The ideal would be to combine both movements, push the bow a little and bring the waist back at the same time, without making the mistake of exaggerating the movements, where most of the bodyweight ends up on top one leg.
It is evident that there are physical anomalies that will make certain athletes end up adopting a less orthodox posture, but this should not be used as an excuse for lack of training. and even for such archers, the goal is to get as close to the central stance.
The position of the shoulders is essential for a good shot. The arms and the pull must be aligned with the shoulders. The alignment of the shoulders has to be such that when making final pull you can use the muscles of the shoulder blades and back to finish your shot.

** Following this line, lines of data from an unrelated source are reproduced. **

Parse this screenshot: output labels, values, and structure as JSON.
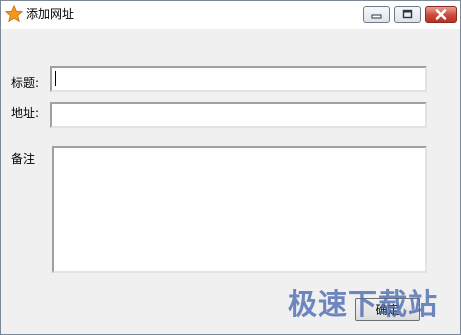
{
  "window": {
    "title": "添加网址",
    "icon": "star-icon"
  },
  "form": {
    "title_label": "标题:",
    "title_value": "",
    "url_label": "地址:",
    "url_value": "",
    "note_label": "备注",
    "note_value": ""
  },
  "actions": {
    "ok_label": "确定"
  },
  "watermark": {
    "text": "极速下载站"
  },
  "colors": {
    "star": "#f39a1e",
    "close_button": "#c9493a",
    "window_body": "#f0f0f0"
  }
}
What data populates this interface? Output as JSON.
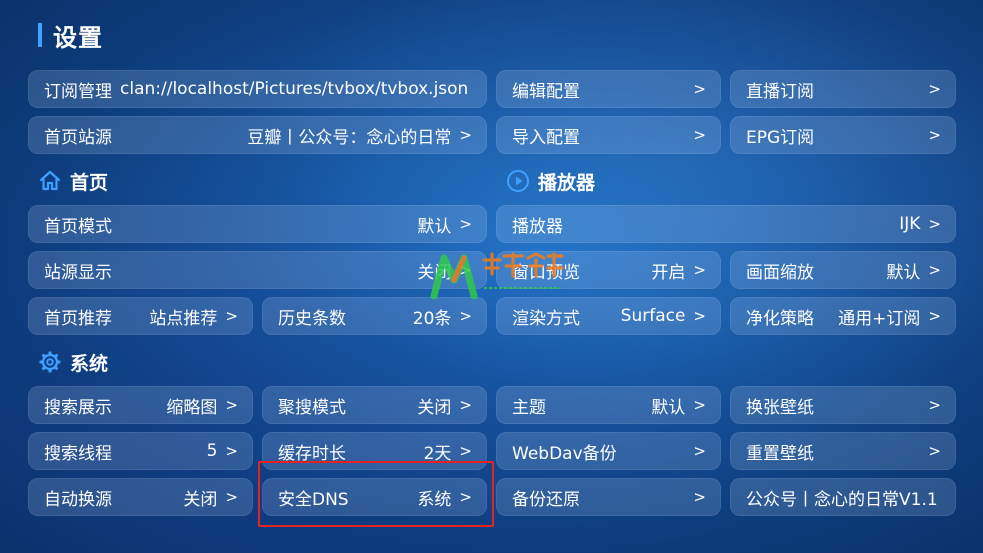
{
  "header": {
    "title": "设置"
  },
  "chevron": ">",
  "rows": {
    "subscription": {
      "label": "订阅管理",
      "value": "clan://localhost/Pictures/tvbox/tvbox.json"
    },
    "edit_config": {
      "label": "编辑配置"
    },
    "live_sub": {
      "label": "直播订阅"
    },
    "home_source": {
      "label": "首页站源",
      "value": "豆瓣丨公众号：念心的日常"
    },
    "import_config": {
      "label": "导入配置"
    },
    "epg_sub": {
      "label": "EPG订阅"
    },
    "home_mode": {
      "label": "首页模式",
      "value": "默认"
    },
    "player": {
      "label": "播放器",
      "value": "IJK"
    },
    "source_display": {
      "label": "站源显示",
      "value": "关闭"
    },
    "window_preview": {
      "label": "窗口预览",
      "value": "开启"
    },
    "image_scale": {
      "label": "画面缩放",
      "value": "默认"
    },
    "home_recommend": {
      "label": "首页推荐",
      "value": "站点推荐"
    },
    "history_count": {
      "label": "历史条数",
      "value": "20条"
    },
    "render_mode": {
      "label": "渲染方式",
      "value": "Surface"
    },
    "purify_policy": {
      "label": "净化策略",
      "value": "通用+订阅"
    },
    "search_display": {
      "label": "搜索展示",
      "value": "缩略图"
    },
    "aggregate_mode": {
      "label": "聚搜模式",
      "value": "关闭"
    },
    "theme": {
      "label": "主题",
      "value": "默认"
    },
    "change_wallpaper": {
      "label": "换张壁纸"
    },
    "search_threads": {
      "label": "搜索线程",
      "value": "5"
    },
    "cache_duration": {
      "label": "缓存时长",
      "value": "2天"
    },
    "webdav_backup": {
      "label": "WebDav备份"
    },
    "reset_wallpaper": {
      "label": "重置壁纸"
    },
    "auto_switch": {
      "label": "自动换源",
      "value": "关闭"
    },
    "secure_dns": {
      "label": "安全DNS",
      "value": "系统"
    },
    "backup_restore": {
      "label": "备份还原"
    },
    "official_account": {
      "label": "公众号丨念心的日常V1.1"
    }
  },
  "sections": {
    "home": {
      "label": "首页",
      "icon": "home-icon"
    },
    "player": {
      "label": "播放器",
      "icon": "play-circle-icon"
    },
    "system": {
      "label": "系统",
      "icon": "gear-icon"
    }
  },
  "colors": {
    "accent": "#3fa0ff",
    "highlight": "#e02424",
    "watermark_green": "#2ec94c",
    "watermark_orange": "#f07d1a"
  }
}
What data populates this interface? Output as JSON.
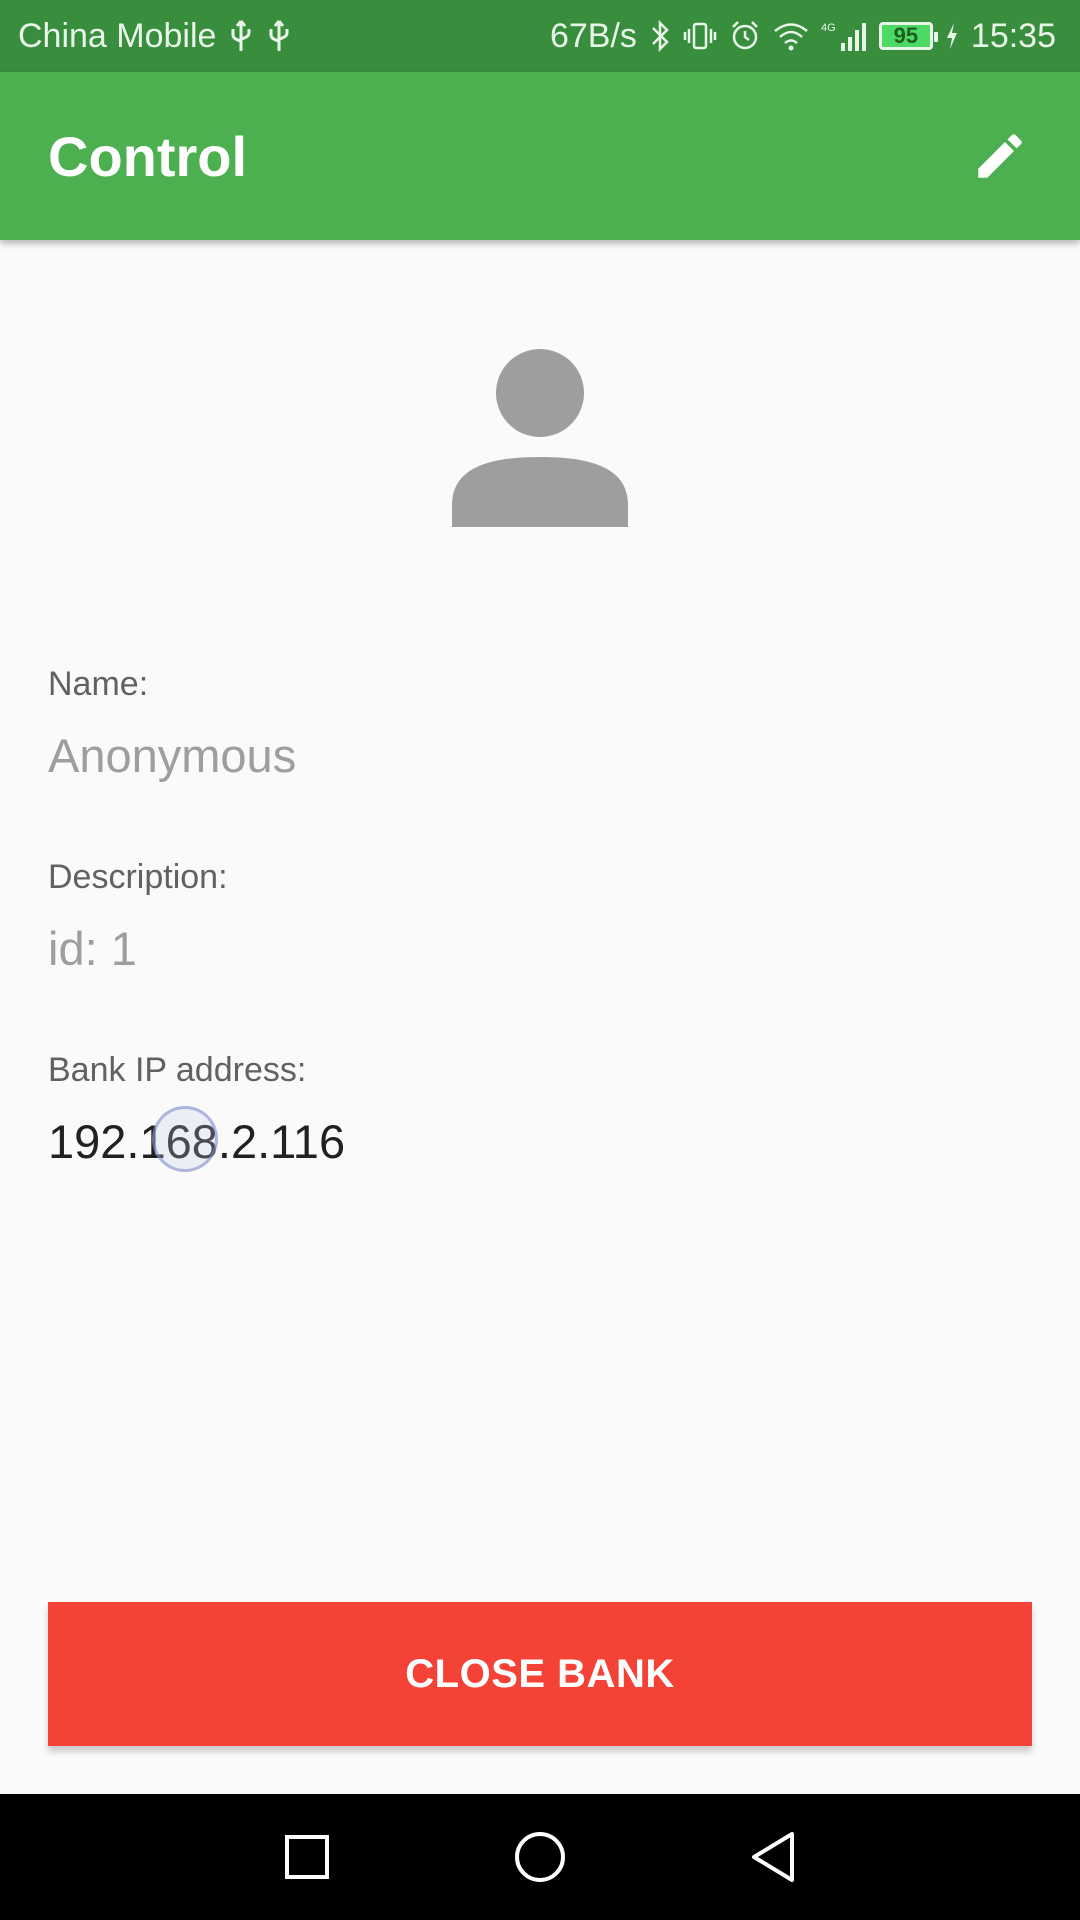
{
  "status_bar": {
    "carrier": "China Mobile",
    "net_speed": "67B/s",
    "signal_label": "4G",
    "battery": "95",
    "time": "15:35"
  },
  "app_bar": {
    "title": "Control",
    "edit_icon": "pencil-icon"
  },
  "profile": {
    "avatar_icon": "person-icon",
    "name_label": "Name:",
    "name_value": "Anonymous",
    "description_label": "Description:",
    "description_value": "id: 1",
    "ip_label": "Bank IP address:",
    "ip_value": "192.168.2.116"
  },
  "actions": {
    "close_bank_label": "CLOSE BANK",
    "close_bank_color": "#f44336"
  },
  "colors": {
    "primary": "#4caf50",
    "primary_dark": "#388e3c"
  },
  "nav_bar": {
    "recents_icon": "square-icon",
    "home_icon": "circle-icon",
    "back_icon": "triangle-back-icon"
  }
}
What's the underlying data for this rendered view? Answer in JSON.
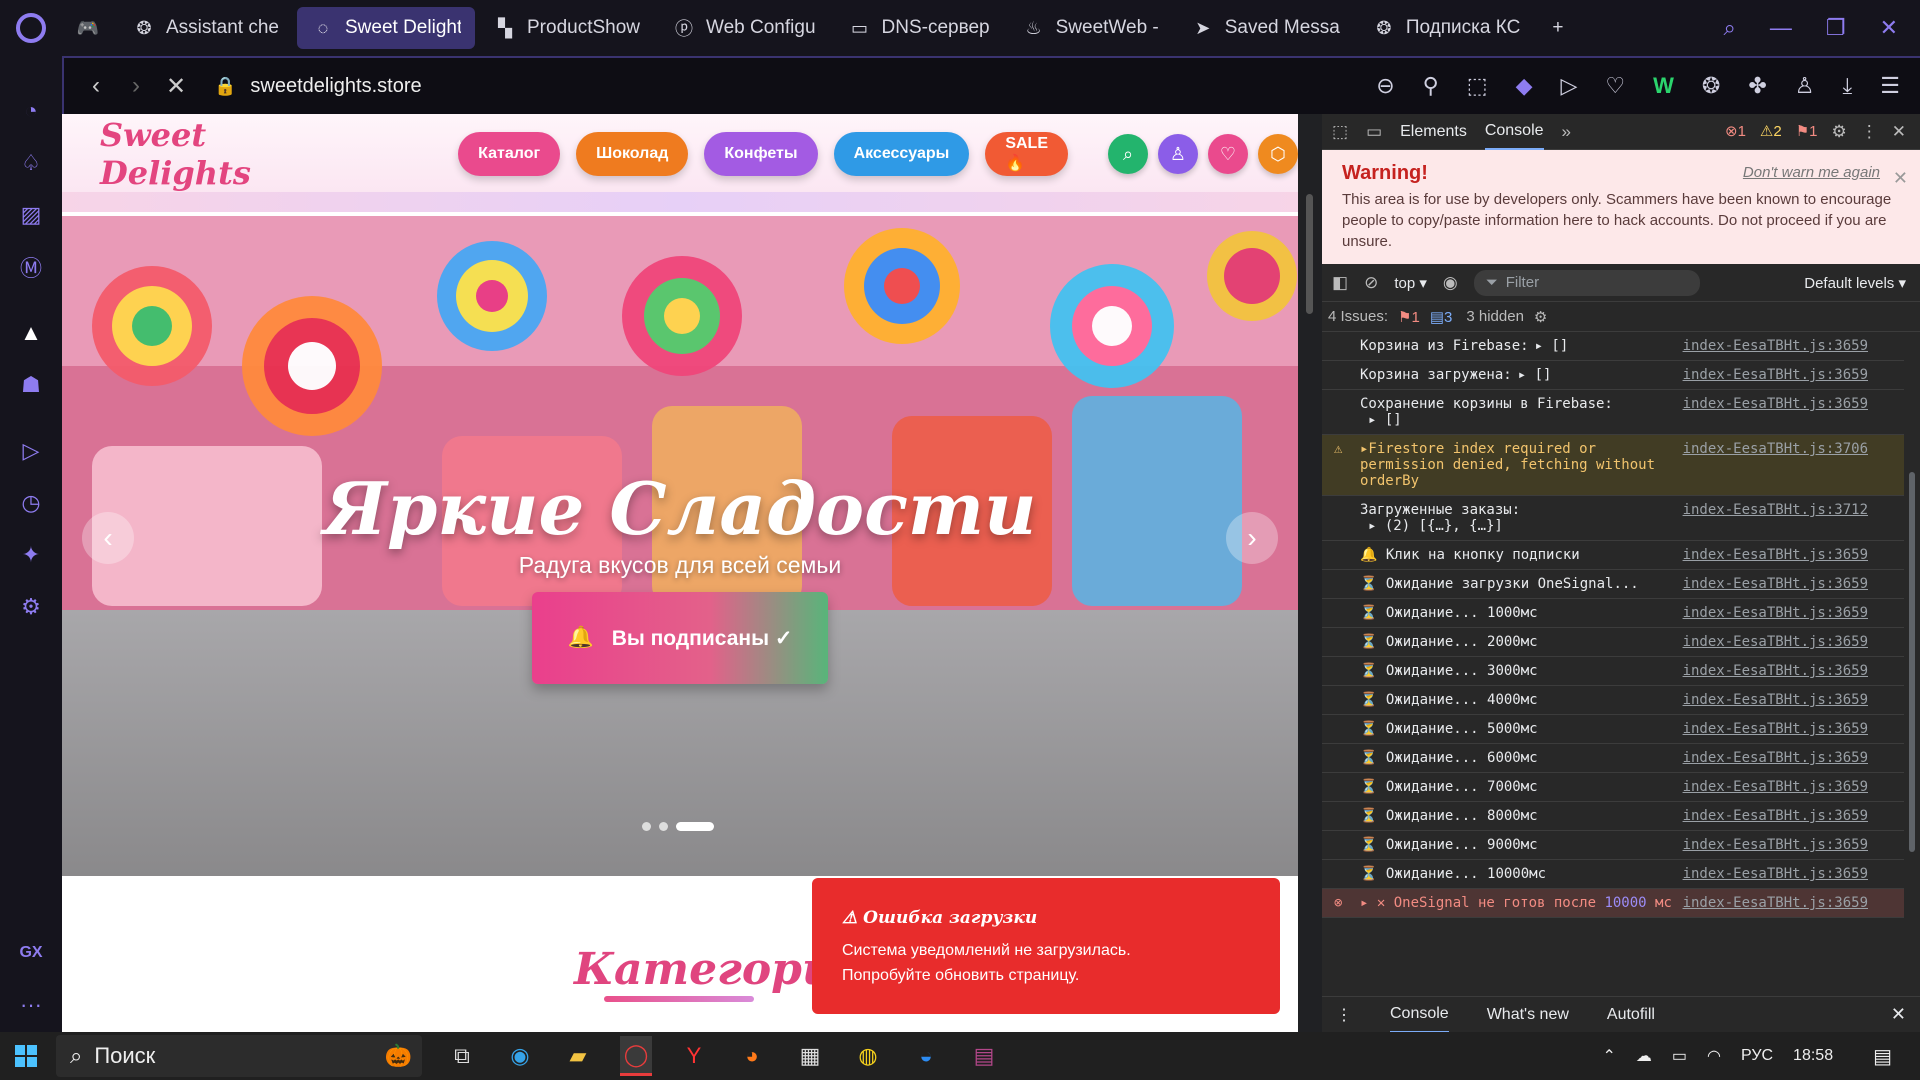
{
  "tabs": [
    {
      "icon": "gamepad-icon",
      "label": "",
      "active": false
    },
    {
      "icon": "openai-icon",
      "label": "Assistant che",
      "active": false
    },
    {
      "icon": "spinner-icon",
      "label": "Sweet Delights - Мараз",
      "active": true
    },
    {
      "icon": "productshow-icon",
      "label": "ProductShow",
      "active": false
    },
    {
      "icon": "pinterest-icon",
      "label": "Web Configu",
      "active": false
    },
    {
      "icon": "folder-icon",
      "label": "DNS-сервер",
      "active": false
    },
    {
      "icon": "firebase-icon",
      "label": "SweetWeb -",
      "active": false
    },
    {
      "icon": "telegram-icon",
      "label": "Saved Messa",
      "active": false
    },
    {
      "icon": "openai-icon",
      "label": "Подписка КС",
      "active": false
    }
  ],
  "address": {
    "url": "sweetdelights.store"
  },
  "site": {
    "brand": "Sweet Delights",
    "menu": [
      {
        "label": "Каталог",
        "color": "#ea4a8d"
      },
      {
        "label": "Шоколад",
        "color": "#ef7b1f"
      },
      {
        "label": "Конфеты",
        "color": "#a35be3"
      },
      {
        "label": "Аксессуары",
        "color": "#2f9ae6"
      },
      {
        "label": "SALE 🔥",
        "color": "#f15a34"
      }
    ],
    "hero_title": "Яркие Сладости",
    "hero_subtitle": "Радуга вкусов для всей семьи",
    "subscribe_label": "Вы подписаны ✓",
    "categories_title": "Категории",
    "slide_count": 3,
    "active_slide": 3
  },
  "toast": {
    "title": "⚠ Ошибка загрузки",
    "line1": "Система уведомлений не загрузилась.",
    "line2": "Попробуйте обновить страницу."
  },
  "devtools": {
    "tabs": [
      "Elements",
      "Console"
    ],
    "counts": {
      "errors": "1",
      "warnings": "2",
      "info": "1"
    },
    "warning_title": "Warning!",
    "dont_warn": "Don't warn me again",
    "warning_text": "This area is for use by developers only. Scammers have been known to encourage people to copy/paste information here to hack accounts. Do not proceed if you are unsure.",
    "context": "top",
    "filter_placeholder": "Filter",
    "levels": "Default levels",
    "issues_label": "4 Issues:",
    "issues_err": "1",
    "issues_info": "3",
    "hidden": "3 hidden",
    "logs": [
      {
        "type": "log",
        "text": "Корзина из Firebase:",
        "sub": "▸ []",
        "src": "index-EesaTBHt.js:3659",
        "inline": true
      },
      {
        "type": "log",
        "text": "Корзина загружена:",
        "sub": "▸ []",
        "src": "index-EesaTBHt.js:3659",
        "inline": true
      },
      {
        "type": "log",
        "text": "Сохранение корзины в Firebase:",
        "sub": "▸ []",
        "src": "index-EesaTBHt.js:3659",
        "inline": false
      },
      {
        "type": "warn",
        "text": "▸Firestore index required or permission denied, fetching without orderBy",
        "sub": "",
        "src": "index-EesaTBHt.js:3706",
        "inline": false
      },
      {
        "type": "log",
        "text": "Загруженные заказы:",
        "sub": "▸ (2) [{…}, {…}]",
        "src": "index-EesaTBHt.js:3712",
        "inline": false
      },
      {
        "type": "log",
        "icon": "🔔",
        "text": "Клик на кнопку подписки",
        "sub": "",
        "src": "index-EesaTBHt.js:3659",
        "inline": false
      },
      {
        "type": "log",
        "icon": "⏳",
        "text": "Ожидание загрузки OneSignal...",
        "sub": "",
        "src": "index-EesaTBHt.js:3659",
        "inline": false
      },
      {
        "type": "log",
        "icon": "⏳",
        "text": "Ожидание... 1000мс",
        "sub": "",
        "src": "index-EesaTBHt.js:3659",
        "inline": false
      },
      {
        "type": "log",
        "icon": "⏳",
        "text": "Ожидание... 2000мс",
        "sub": "",
        "src": "index-EesaTBHt.js:3659",
        "inline": false
      },
      {
        "type": "log",
        "icon": "⏳",
        "text": "Ожидание... 3000мс",
        "sub": "",
        "src": "index-EesaTBHt.js:3659",
        "inline": false
      },
      {
        "type": "log",
        "icon": "⏳",
        "text": "Ожидание... 4000мс",
        "sub": "",
        "src": "index-EesaTBHt.js:3659",
        "inline": false
      },
      {
        "type": "log",
        "icon": "⏳",
        "text": "Ожидание... 5000мс",
        "sub": "",
        "src": "index-EesaTBHt.js:3659",
        "inline": false
      },
      {
        "type": "log",
        "icon": "⏳",
        "text": "Ожидание... 6000мс",
        "sub": "",
        "src": "index-EesaTBHt.js:3659",
        "inline": false
      },
      {
        "type": "log",
        "icon": "⏳",
        "text": "Ожидание... 7000мс",
        "sub": "",
        "src": "index-EesaTBHt.js:3659",
        "inline": false
      },
      {
        "type": "log",
        "icon": "⏳",
        "text": "Ожидание... 8000мс",
        "sub": "",
        "src": "index-EesaTBHt.js:3659",
        "inline": false
      },
      {
        "type": "log",
        "icon": "⏳",
        "text": "Ожидание... 9000мс",
        "sub": "",
        "src": "index-EesaTBHt.js:3659",
        "inline": false
      },
      {
        "type": "log",
        "icon": "⏳",
        "text": "Ожидание... 10000мс",
        "sub": "",
        "src": "index-EesaTBHt.js:3659",
        "inline": false
      }
    ],
    "error_text": "OneSignal не готов после",
    "error_num": "10000",
    "error_unit": "мс",
    "error_src": "index-EesaTBHt.js:3659",
    "drawer_tabs": [
      "Console",
      "What's new",
      "Autofill"
    ]
  },
  "taskbar": {
    "search_label": "Поиск",
    "lang": "РУС",
    "time": "18:58"
  }
}
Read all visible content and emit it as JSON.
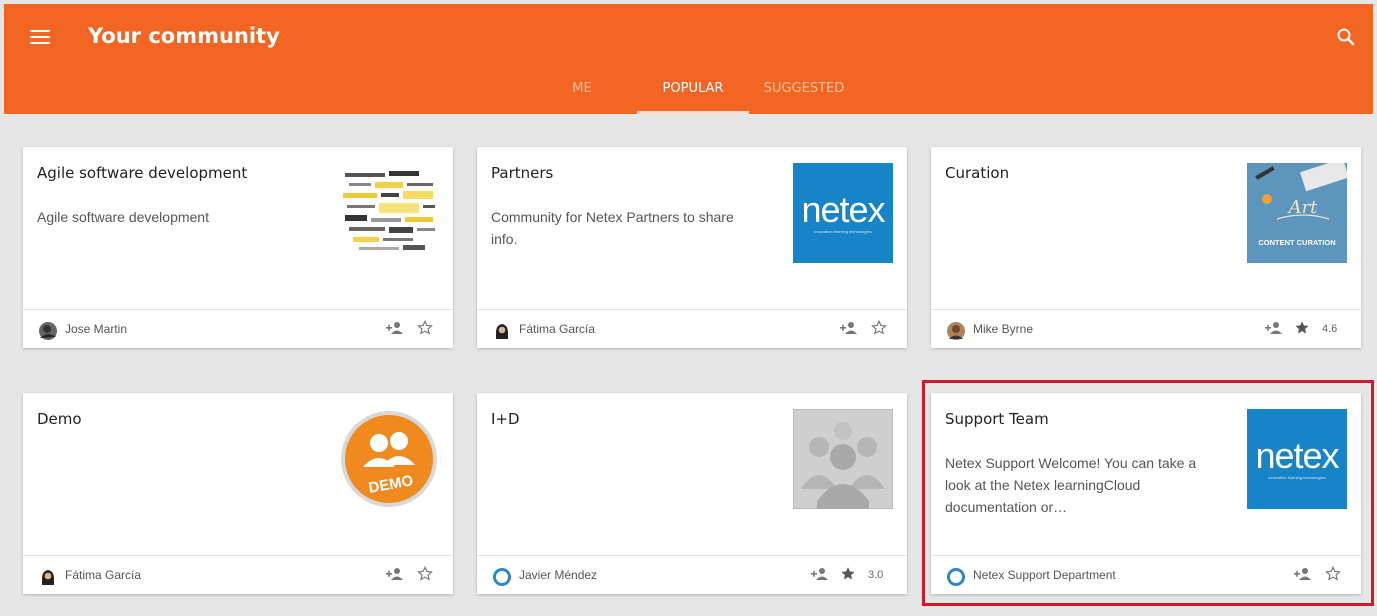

That is why aligning the waist and shoulders is very important so that you have the widest possible opening without running the risk of opening too much. When the arm that holds the bow is aligned with the shoulder, the body's own anatomy creates stability and support for the arm, so that you don't need to use force to keep the bow in place and extended. The shoulder forms a shell that surrounds the humerus, the arm bone.
When the arm is extended in a straight line with the rest of the shoulder, then the humerus fits perfectly in this shell with support on the scapula. Now if the alignment is not perfect and the arm tends more forward or backward, we are forced to exert force to keep the arc in place, and the more powerful the arc, the more force we are required to exert. This misalignment means that after each shot the bow tends to fall to one or the other side so that the arrow does not hit the center of the target.
Take a companion and ask him to push your extended arm sideways. Resist the pressure. Now ask your partner to take the pressure off your arm suddenly without warning. What will happen? Your arm moves in the direction where the pressure was coming from.